The Nevada section of US-50 is a particularly extreme case:

> In the stretch of highway between Fallon and Delta, Utah, a span of 409 miles (658 km), there are three small towns: Austin, Eureka, and Ely. This span is roughly the same distance as Boston, Massachusetts, to Baltimore, Maryland, or Paris, France, to Zürich, Switzerland.

Also known as the "Loneliest Road in America".

[0]: https://en.wikipedia.org/wiki/U.S._Route_50_in_Nevada

   Eyre Highway runs east from Norseman in Western Australia for 1,200 kilometres (750 mi) across the Nullarbor Plain to Ceduna, South Australia.

   It then crosses the top of the Eyre Peninsula as it continues eastwards for 470 kilometres (290 mi), before reaching Port Augusta.
https://en.wikipedia.org/wiki/Eyre_Highway
Siberia has entered the chat

The Kolyma Highway (aka Road of Bones) runs through over 2000 km of basically nothing, including the coldest place on Earth outside Antarctica.

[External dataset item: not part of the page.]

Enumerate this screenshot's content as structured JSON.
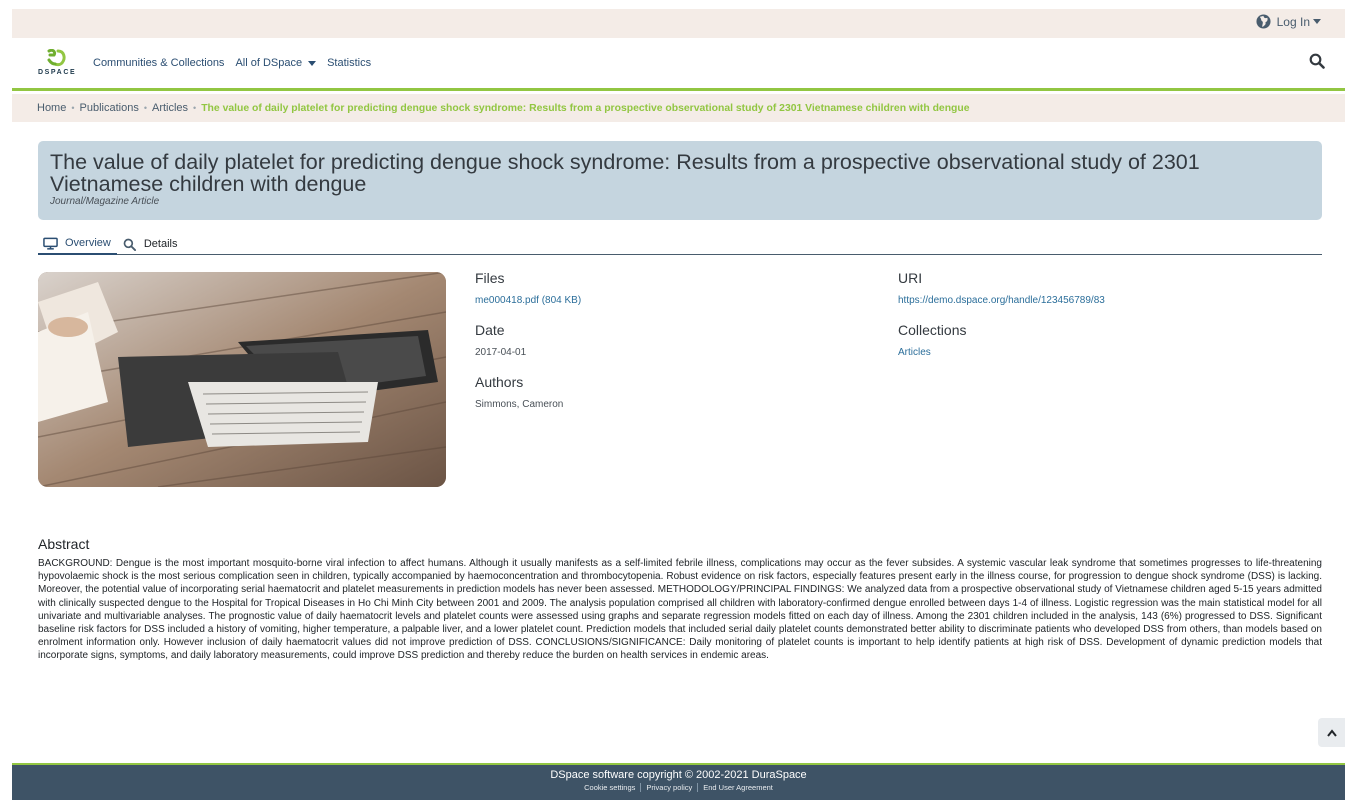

https://en.wikipedia.org/wiki/R504_Kolyma_Highway

And they're building another 2300 km:

https://en.wikipedia.org/wiki/Anadyr_Highway

My wife and I drove that a few years ago on our NY-to-SF trip, and it was a truly memorable experience. And somewhere out in the desert you'd see a tiny wooden house left by a settler; we knew there was another town a few tens of miles further on and that we could be rescued if we broke down, but those early settlers... I can't get my head around that.